Author: Jean

The Violence Continued

The Violence Continued

Opinion: The British Empire: A legacy of violence?

HONOLULU (AP) – I have just returned from a trip to West Papua, which is now an independent state of Papua New Guinea. (It is also called New Guinea.) A visit to West Papua is a once-in-a-lifetime experience. You enter with a sense of apprehension. Then, you see for yourself the astonishing power of history being created. History has been made. The violence is over.

A little more than 40 years ago, West Papua was conquered by the forces of the Indonesian military. The violence continued for 20 years. When I arrived in 1969 as a Peace Corps volunteer in what had just become an independent country, there were still killings everyday. I am told about these killings every three hours all over the country.

The reason that the violence continued is rooted in the Indonesian military’s attempt to make the people in West Papua disappear. The military wanted to make its own people disappear. The military did this by creating a culture where killing was the only way to go, rather than working for peace and human rights.

As I went up and down the streets, some of the civilians I met shared their memories of how they had lived.

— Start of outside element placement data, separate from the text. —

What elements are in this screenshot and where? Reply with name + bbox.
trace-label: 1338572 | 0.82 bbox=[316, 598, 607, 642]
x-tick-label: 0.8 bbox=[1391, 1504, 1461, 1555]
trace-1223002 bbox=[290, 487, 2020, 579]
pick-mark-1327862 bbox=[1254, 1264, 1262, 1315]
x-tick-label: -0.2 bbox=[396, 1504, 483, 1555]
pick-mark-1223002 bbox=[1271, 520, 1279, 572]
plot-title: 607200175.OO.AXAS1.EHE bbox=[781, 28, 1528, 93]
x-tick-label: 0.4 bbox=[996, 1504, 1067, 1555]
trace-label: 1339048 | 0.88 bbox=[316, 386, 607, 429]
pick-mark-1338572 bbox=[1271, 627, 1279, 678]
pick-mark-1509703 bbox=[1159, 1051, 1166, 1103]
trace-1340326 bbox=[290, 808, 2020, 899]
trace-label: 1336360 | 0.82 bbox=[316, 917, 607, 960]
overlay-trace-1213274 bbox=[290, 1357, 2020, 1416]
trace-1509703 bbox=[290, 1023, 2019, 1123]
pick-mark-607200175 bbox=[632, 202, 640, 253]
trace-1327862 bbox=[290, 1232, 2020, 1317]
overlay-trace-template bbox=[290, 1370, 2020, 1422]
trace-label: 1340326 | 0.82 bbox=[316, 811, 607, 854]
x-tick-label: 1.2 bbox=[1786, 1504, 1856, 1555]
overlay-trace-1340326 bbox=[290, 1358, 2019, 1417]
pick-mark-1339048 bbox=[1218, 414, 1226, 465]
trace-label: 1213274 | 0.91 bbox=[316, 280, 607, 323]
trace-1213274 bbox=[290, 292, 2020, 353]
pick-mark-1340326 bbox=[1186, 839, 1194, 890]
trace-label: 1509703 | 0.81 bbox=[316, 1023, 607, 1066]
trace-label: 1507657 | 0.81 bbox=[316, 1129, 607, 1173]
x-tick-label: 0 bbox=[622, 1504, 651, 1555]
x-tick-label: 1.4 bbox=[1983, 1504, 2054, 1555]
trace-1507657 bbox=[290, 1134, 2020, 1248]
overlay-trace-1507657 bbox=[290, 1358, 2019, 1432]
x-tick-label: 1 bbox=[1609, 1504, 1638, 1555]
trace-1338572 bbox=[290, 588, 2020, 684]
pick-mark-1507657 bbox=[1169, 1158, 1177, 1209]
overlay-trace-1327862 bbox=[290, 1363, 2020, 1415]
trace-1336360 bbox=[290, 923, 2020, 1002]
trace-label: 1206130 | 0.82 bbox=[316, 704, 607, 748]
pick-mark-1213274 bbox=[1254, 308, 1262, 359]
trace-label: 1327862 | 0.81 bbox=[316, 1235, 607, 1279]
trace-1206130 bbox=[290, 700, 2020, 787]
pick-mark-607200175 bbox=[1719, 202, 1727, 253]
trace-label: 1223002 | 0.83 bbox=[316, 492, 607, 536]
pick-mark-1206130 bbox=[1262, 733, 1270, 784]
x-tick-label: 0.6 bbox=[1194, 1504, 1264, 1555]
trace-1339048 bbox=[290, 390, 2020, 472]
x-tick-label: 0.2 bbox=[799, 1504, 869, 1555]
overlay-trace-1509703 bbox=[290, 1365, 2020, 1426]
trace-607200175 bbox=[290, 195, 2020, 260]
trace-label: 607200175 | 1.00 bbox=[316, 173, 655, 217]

I heard how the military had killed their children. I heard how the troops killed their grandchildren. They had been made to believe that they did not exist. The military used the local language, English, to talk to them. They told them how to live in a way that would show them to be irrelevant. How to show them that they were not important.

The violence continued for 20 years because the Indonesian military was only interested in the elimination of the people they did not wish to have in their country. They did not care about the people. They killed their own people. The soldiers were not interested in being good fathers. They were interested in becoming dead men.

In the 30 years from 1975 to 2001, there were no peace processes. Violence continued. Human rights were suppressed. The UN Security Council imposed economic sanctions on Indonesia, which have affected its people’s livelihoods. The economy became ruined. Tens of thousands of people lost their livelihoods. Hundreds of thousands of people lost their homes. Some of the most impoverished people I know now live in one of the least-developed places on the planet.